Reiseanbieter und Bewertungsportale im Internet arbeiteten lange Zeit unabhängig voneinander. Doch jetzt vernetzen sich Plattformen wie Tripadvisor oder HolidayCheck immer mehr mit den Reiseanbietern und auch neue Player wie Google erobern Marktanteile. Für die Kunden heißt das nichts Gutes.

Von Ralf Schmidberger | 27.08.2015
    Ferien-Anlagen auf der spanischen Ferieninsel Gran Canaria
    Die Zusammenarbeit zwischen Bewertungsportalen und Reiseanbietern nimmt zu. (picture alliance / ZB)
    Ob der Städteurlaub in Rom oder die Badeferien auf Teneriffa – bevor der Reiselustige sein Hotel bucht, will er oft wissen, wie andere Leute das Haus fanden. Dafür gibt es im Internet Bewertungsportale wie Tripadvisor und Holidaycheck. Doch die beiden Firmen wollen nicht länger nur eine Plattform sein, wo Touristen Noten vergeben. Auch die Zimmerpreise werden angezeigt. (Anmerkung der Redaktion: Der Autor hat an dieser Stelle eine präzisierende Änderung vorgenommen.) Mit einem Klick landet der User auf einer Buchungsseite – und Tripadvisor und HolidayCheck kassieren. Tobias Warnecke vom deutschen Hotelverband:
    "Alle sehen, dass der Reisebereich ein großer Markt ist und versuchen jetzt durch neue Geschäftsmodelle Geld zu verdienen."
    Denn die Hotels müssen von den Zimmerpreisen im Schnitt 15 Prozent an die Buchungsfirmen abtreten. Und im Einzelfall deutlich mehr.
    "Wir kennen Fälle, wo 50 Prozent Provision gezahlt werden. Dafür rückt das Hotel auf Listenplatz 1 bei den Portalen."
    Dies hat jetzt auch Google auf den Plan gerufen. Der amerikanische Suchmaschinenbetreiber versuche schon länger, im Tourismusgeschäft Fuß zu fassen, sagt Bastian Hiller von der Eichstätter Beratungsfirma Tourismuszukunft. Googles Ziel: die direkte Buchung von Hotelzimmern auf der eigenen Internetseite.

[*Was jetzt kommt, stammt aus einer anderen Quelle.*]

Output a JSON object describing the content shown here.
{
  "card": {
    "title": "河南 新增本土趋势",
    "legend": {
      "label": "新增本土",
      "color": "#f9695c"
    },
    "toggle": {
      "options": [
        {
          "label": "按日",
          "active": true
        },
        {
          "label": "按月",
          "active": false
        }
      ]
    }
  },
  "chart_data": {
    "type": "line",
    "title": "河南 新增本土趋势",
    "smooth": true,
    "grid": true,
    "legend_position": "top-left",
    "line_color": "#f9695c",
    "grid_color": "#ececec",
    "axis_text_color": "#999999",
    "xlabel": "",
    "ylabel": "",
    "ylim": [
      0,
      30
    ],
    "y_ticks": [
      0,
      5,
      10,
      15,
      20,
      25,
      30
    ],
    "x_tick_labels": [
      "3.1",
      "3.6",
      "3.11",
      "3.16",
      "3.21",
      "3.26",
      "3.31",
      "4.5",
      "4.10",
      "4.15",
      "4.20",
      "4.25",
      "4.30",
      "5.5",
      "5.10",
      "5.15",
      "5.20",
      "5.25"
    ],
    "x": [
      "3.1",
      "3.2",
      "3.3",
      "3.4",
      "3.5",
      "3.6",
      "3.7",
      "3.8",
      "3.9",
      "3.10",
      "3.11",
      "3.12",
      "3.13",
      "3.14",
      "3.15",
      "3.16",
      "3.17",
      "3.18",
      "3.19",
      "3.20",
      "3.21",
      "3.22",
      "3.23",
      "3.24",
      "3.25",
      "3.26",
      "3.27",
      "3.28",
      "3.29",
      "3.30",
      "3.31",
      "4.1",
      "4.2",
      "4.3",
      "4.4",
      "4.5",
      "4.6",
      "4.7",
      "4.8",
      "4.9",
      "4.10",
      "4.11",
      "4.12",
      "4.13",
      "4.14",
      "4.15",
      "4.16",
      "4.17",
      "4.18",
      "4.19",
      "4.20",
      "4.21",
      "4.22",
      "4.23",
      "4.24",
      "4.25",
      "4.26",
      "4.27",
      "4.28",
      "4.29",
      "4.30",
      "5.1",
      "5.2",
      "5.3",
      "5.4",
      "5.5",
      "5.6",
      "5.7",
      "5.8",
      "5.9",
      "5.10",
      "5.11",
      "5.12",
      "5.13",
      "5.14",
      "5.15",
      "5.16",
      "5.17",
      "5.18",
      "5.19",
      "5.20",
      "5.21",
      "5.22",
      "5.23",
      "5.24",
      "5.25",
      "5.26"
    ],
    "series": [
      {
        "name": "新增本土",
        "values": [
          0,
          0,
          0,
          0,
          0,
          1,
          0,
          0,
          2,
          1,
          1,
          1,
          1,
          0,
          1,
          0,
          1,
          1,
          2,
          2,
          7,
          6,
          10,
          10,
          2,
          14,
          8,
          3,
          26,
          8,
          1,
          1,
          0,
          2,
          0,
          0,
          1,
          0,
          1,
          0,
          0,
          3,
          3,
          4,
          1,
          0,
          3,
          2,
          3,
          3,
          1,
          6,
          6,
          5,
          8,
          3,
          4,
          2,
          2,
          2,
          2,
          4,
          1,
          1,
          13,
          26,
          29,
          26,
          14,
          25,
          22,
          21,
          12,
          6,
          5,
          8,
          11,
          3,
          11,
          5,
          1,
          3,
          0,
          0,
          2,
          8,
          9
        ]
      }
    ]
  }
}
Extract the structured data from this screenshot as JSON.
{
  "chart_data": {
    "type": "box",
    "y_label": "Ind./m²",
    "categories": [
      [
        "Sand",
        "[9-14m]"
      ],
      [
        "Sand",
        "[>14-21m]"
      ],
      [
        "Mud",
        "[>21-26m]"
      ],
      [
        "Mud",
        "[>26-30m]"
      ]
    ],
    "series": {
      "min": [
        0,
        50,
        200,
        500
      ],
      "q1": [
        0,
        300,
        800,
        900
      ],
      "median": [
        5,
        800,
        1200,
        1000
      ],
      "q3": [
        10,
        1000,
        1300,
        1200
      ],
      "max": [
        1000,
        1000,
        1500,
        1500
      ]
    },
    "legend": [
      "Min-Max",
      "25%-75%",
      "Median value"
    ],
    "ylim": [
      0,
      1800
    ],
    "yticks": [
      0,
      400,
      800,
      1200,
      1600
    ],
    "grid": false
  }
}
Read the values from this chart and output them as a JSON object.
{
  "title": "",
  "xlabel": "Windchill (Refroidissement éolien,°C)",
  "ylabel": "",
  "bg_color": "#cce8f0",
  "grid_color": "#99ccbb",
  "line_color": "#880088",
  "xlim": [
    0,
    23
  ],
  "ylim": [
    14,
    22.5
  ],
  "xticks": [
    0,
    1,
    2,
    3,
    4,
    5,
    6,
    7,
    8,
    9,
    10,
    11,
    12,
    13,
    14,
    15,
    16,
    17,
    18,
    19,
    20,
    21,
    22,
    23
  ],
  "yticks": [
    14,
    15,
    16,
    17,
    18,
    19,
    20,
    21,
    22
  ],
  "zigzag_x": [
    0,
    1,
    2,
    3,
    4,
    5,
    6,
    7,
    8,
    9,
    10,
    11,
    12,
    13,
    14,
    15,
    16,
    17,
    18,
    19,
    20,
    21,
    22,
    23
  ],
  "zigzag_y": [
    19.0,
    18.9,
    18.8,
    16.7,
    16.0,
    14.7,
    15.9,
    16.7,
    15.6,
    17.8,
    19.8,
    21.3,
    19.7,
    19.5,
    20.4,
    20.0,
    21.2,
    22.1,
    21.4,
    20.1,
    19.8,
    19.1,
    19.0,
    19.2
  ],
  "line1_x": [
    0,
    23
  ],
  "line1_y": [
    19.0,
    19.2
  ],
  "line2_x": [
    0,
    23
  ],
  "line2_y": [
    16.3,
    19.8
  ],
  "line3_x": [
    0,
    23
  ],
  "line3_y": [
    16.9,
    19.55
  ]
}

    "Jetzt hat Google getestet, wie ein Vertrieb von Onlinekontingenten funktionieren kann und hat dafür globale Vertriebsdatenbanken integriert, also von Hotelzimmern, die zur Verfügung stehen. Was die damit versuchen, ist eigentlich klar: und zwar die Mittler wie Booking.com und HRS auszustechen."
    Kartellamt untersucht mögliche Wettbewerbsverstöße
    Google selbst hält sich zu seinen Plänen noch bedeckt. Doch der Konzern hat gerade 60 Millionen Dollar in den Online-Zimmervermittler Secret Escapes investiert, was das Interesse am Reisegeschäft deutlich macht. Überhaupt ist die Branche im Umbruch. Die Mächtigen positionieren sich. Die Portale Booking und Kayak gehören der US-Firma Priceline, Hotels.com und Trivago zu Expedia, und Hotel.de zum deutschen Anbieter HRS. Und die Marktführer werden immer größer.
    "Es geht um sehr viel Geld. Und darum wird auch aufgekauft, fusioniert und zusammengearbeitet."
    Der Reisende selbst bekommt davon meist nichts mit. Für ihn sei kaum mehr zu durchschauen, was ein Bewertungs-, ein Buchungs- oder ein Preisvergleichs-Portal ist, sagt Tobias Warnecke vom Hotelverband. Und selbst die Hoteliers seien manchmal überfordert:
    "Durch das Internet sind so viele Möglichkeiten aufgetreten, dass es für den kleinen Hotelier fast unmöglich ist, da einen Überblick zu behalten über die verschieden Kostenmodelle und Businessmodelle, die diese Portale haben."
    Wer sich nicht damit beschäftigen will, kann sich einfach den Buchungsportalen und ihren teils harten Verträgen fügen. Der Hotelverband empfiehlt den Hoteliers, die Reisenden zur Direktbuchung auf der eigenen Webseite zu bewegen. Zum Beispiel mit einem besseren Preis. Das verbieten zwar Booking.com und Expedia. Der Hotelverband hält das allerdings für wettbewerbswidrig. Beim Kartellamt läuft schon das Verfahren.
    (Anmerkung der Redaktion: Tripadvisor und Holidaycheck haben nach der Ausstrahlung um den Hnweis gebeten, dass bei ihnen allein die Kundenbewertungen für die Rangfolge der Hotels maßgeblich seien.)